Ramos cerró el puño con tanta presión que las uñas se clavaron en la palma de la mano como alfileres en un huevo de costura.

—Ya llevamos buena ventaja —dijo.

—¡Pero adónde nos dirigimos, carajo! —exclamó Mandy—: ¡Estas tetas de mierda cómo me molestan!

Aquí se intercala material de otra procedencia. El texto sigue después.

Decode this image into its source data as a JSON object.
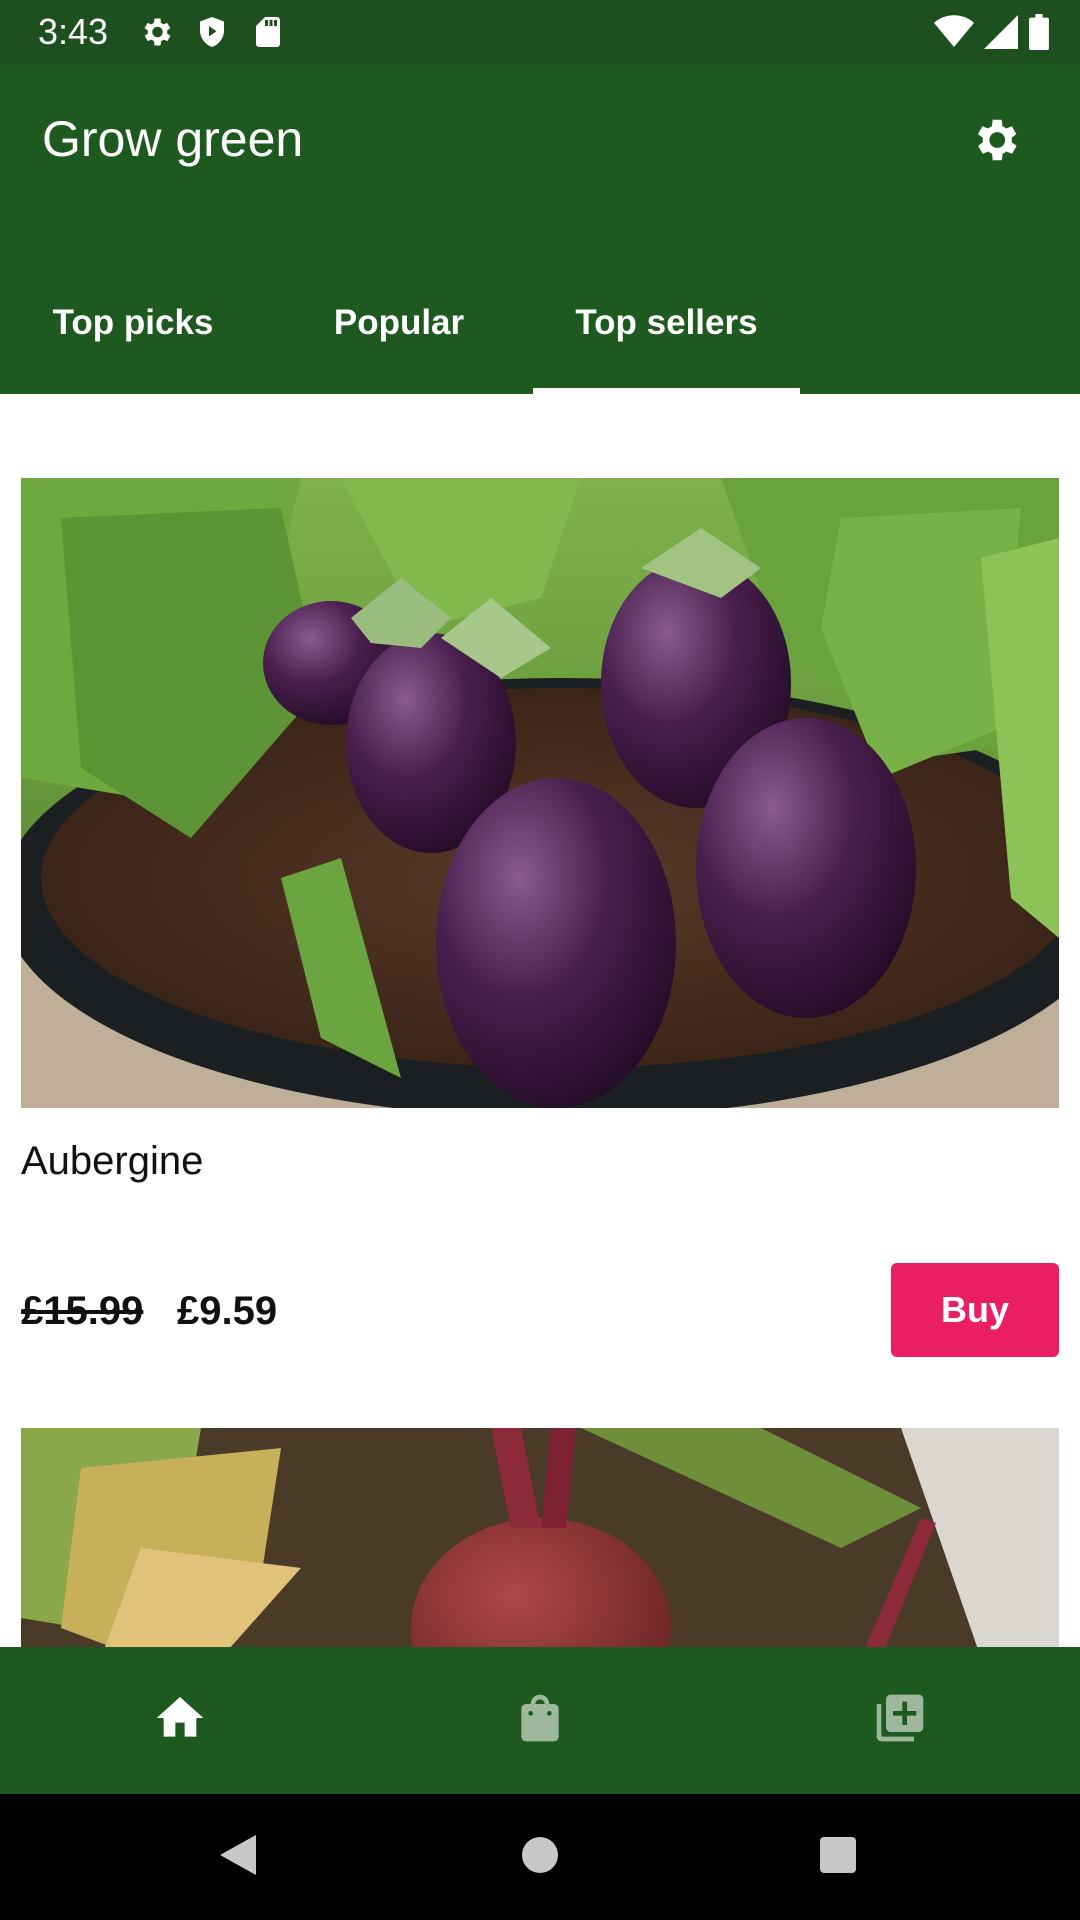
{
  "status_bar": {
    "time": "3:43",
    "icons": [
      "settings-icon",
      "play-protect-icon",
      "sd-card-icon",
      "wifi-icon",
      "signal-icon",
      "battery-icon"
    ]
  },
  "app_bar": {
    "title": "Grow green",
    "settings_icon": "gear-icon"
  },
  "tabs": [
    {
      "label": "Top picks",
      "selected": false
    },
    {
      "label": "Popular",
      "selected": false
    },
    {
      "label": "Top sellers",
      "selected": true
    }
  ],
  "products": [
    {
      "name": "Aubergine",
      "old_price": "£15.99",
      "price": "£9.59",
      "buy_label": "Buy"
    }
  ],
  "bottom_nav": [
    {
      "icon": "home-icon",
      "selected": true
    },
    {
      "icon": "shopping-bag-icon",
      "selected": false
    },
    {
      "icon": "library-add-icon",
      "selected": false
    }
  ],
  "colors": {
    "primary": "#1e5a20",
    "status_bar": "#1d4f1f",
    "accent": "#e91e63"
  }
}
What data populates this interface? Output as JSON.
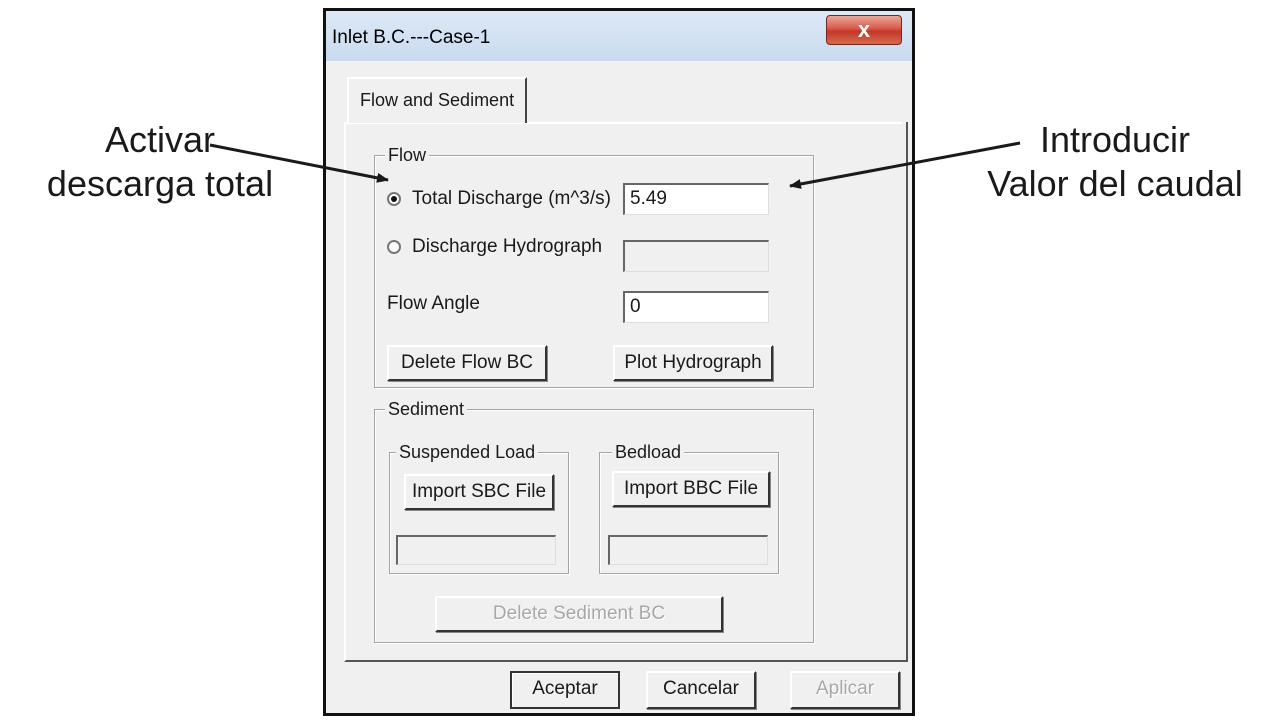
{
  "annotations": {
    "left_line1": "Activar",
    "left_line2": "descarga total",
    "right_line1": "Introducir",
    "right_line2": "Valor del caudal"
  },
  "window": {
    "title": "Inlet B.C.---Case-1",
    "close_glyph": "x"
  },
  "tabs": [
    {
      "label": "Flow and Sediment",
      "selected": true
    }
  ],
  "flow": {
    "group_label": "Flow",
    "total_discharge_label": "Total Discharge (m^3/s)",
    "total_discharge_value": "5.49",
    "total_discharge_selected": true,
    "hydrograph_label": "Discharge Hydrograph",
    "hydrograph_value": "",
    "flow_angle_label": "Flow Angle",
    "flow_angle_value": "0",
    "delete_button": "Delete Flow BC",
    "plot_button": "Plot Hydrograph"
  },
  "sediment": {
    "group_label": "Sediment",
    "suspended_group_label": "Suspended Load",
    "import_sbc_button": "Import SBC File",
    "sbc_file_value": "",
    "bedload_group_label": "Bedload",
    "import_bbc_button": "Import BBC File",
    "bbc_file_value": "",
    "delete_button": "Delete Sediment BC"
  },
  "footer": {
    "ok_button": "Aceptar",
    "cancel_button": "Cancelar",
    "apply_button": "Aplicar"
  },
  "colors": {
    "titlebar": "#c9daef",
    "close_button": "#c3382a",
    "dialog_face": "#f0f0f0"
  }
}
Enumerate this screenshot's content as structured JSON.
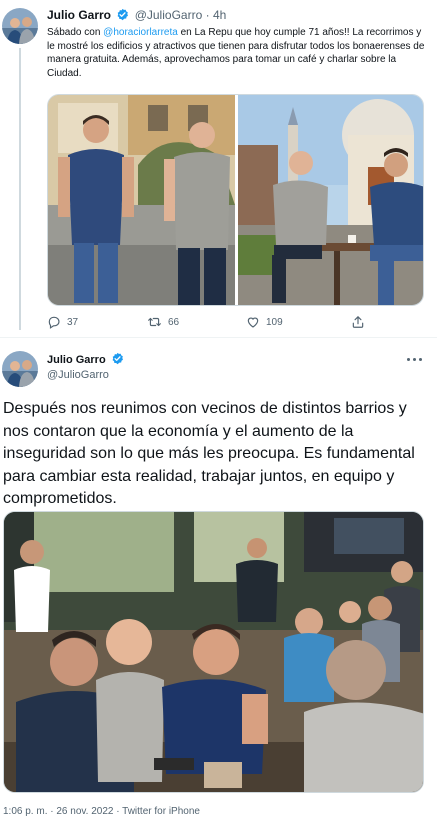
{
  "tweet1": {
    "author_name": "Julio Garro",
    "handle": "@JulioGarro",
    "separator": "·",
    "time": "4h",
    "text_before": "Sábado con ",
    "mention": "@horaciorlarreta",
    "text_after": " en La Repu que hoy cumple 71 años!! La recorrimos y le mostré los edificios y atractivos que tienen para disfrutar todos los bonaerenses de manera gratuita. Además, aprovechamos para tomar un café y charlar sobre la Ciudad.",
    "replies": "37",
    "retweets": "66",
    "likes": "109"
  },
  "tweet2": {
    "author_name": "Julio Garro",
    "handle": "@JulioGarro",
    "text": "Después nos reunimos con vecinos de distintos barrios y nos contaron que la economía y el aumento de la inseguridad son lo que más les preocupa. Es fundamental para cambiar esta realidad, trabajar juntos, en equipo y comprometidos.",
    "timestamp": "1:06 p. m. · 26 nov. 2022 · Twitter for iPhone"
  },
  "colors": {
    "accent": "#1d9bf0",
    "text": "#0f1419",
    "muted": "#536471",
    "border": "#cfd9de"
  },
  "icons": {
    "verified": "verified-badge-icon",
    "reply": "reply-icon",
    "retweet": "retweet-icon",
    "like": "heart-icon",
    "share": "share-icon",
    "more": "more-icon"
  }
}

—Al deshuesadero de coches —dijo Ramos.

Mandy se despegó las pestañas postizas.

—¿Cómo sabes?

—¡Ay!, hijo, no preguntes tanto.

—Si tú supieras, papá…

El travestí se transportó mentalmente unos diez años atrás, justo hasta la tarde de cuaresma en que a escondidas de los mayores leyó la libreta de aquel cubano del que se hablaba en su casa a cualquier hora y sufrió unos celos paralizantes. Acababa de comprender que jamás sería un buen soldado como estaba previsto desde su nacimiento: le gustaban demasiado los hombres y no tenía la menor duda de que esa preferencia, entendida entonces como un defecto, le costaría el desprecio de las dos personas que más quería y lo querían entre cielo y tierra: sus padres. Ramos era capaz de simpatizar con las extravagancias de un demente que encontraba tigres en cada manzana de Nueva York, mas no toleraría que el heredero de su gloria fuese homosexual, pues esa aceptación lo obligaba a reconocer su propia derrota. «Nelson, aprende de Beto», decía: «¿Por qué no eres como él?». Beto. Siempre Beto. Beto Milanés. Beto El Perfecto. Beto El Valiente. Beto El Cubano. Mandy estuvo tentado de quemar el diario pero pensó que lo mejor sería prenderse fuego a sí mismo, en hoguera de hombría. Si no se suicidó esa tarde fue porque Raquel subió al techo para tender un ejército de uniformes militares y Mandy se escondió tras los respiraderos de la chimenea. Cuando su madre se retiró escaleras abajo, el alcohol se había evaporado con los vientos de la cuaresma que soplaban de norte a sur con fuerza de temporal. A partir de ese episodio Mandy inició un juego que llenó sus apetitos. El héroe de la libreta sería su amante secreto, su hombre imaginario. Noche a noche lo llevaba a la cama y lo seducía en lentas caricias, lo violaba, lo tenía, se dejaba poseer bajo las sábanas. Quién quita que así, de hombre a hombre, pudiera compartirlo con el burro de su padre. Ese sábado, cuando discutió sobre la posibilidad de adoptar un niño, había mencionado el nombre de Alberto y El Temible tuvo un ataque de envidia que resolvió con un manojo de oprobios en armenio; antes de la pelea campal en la sala del departamento, Mandy le había contado la mentira de que su primera relación homosexual había sido con un cubano ardoroso a quien su padre había hecho prisionero en la selva de Ibondá de Akú, sin saber que apenas unas horas más tarde tendría la ocasión de conocerlo. A eso iba, volando sobre la pista de asfalto a ciento cuarenta kilómetros por hora. «No corras tanto que nos vamos a matar en la carretera», dijo Ramos.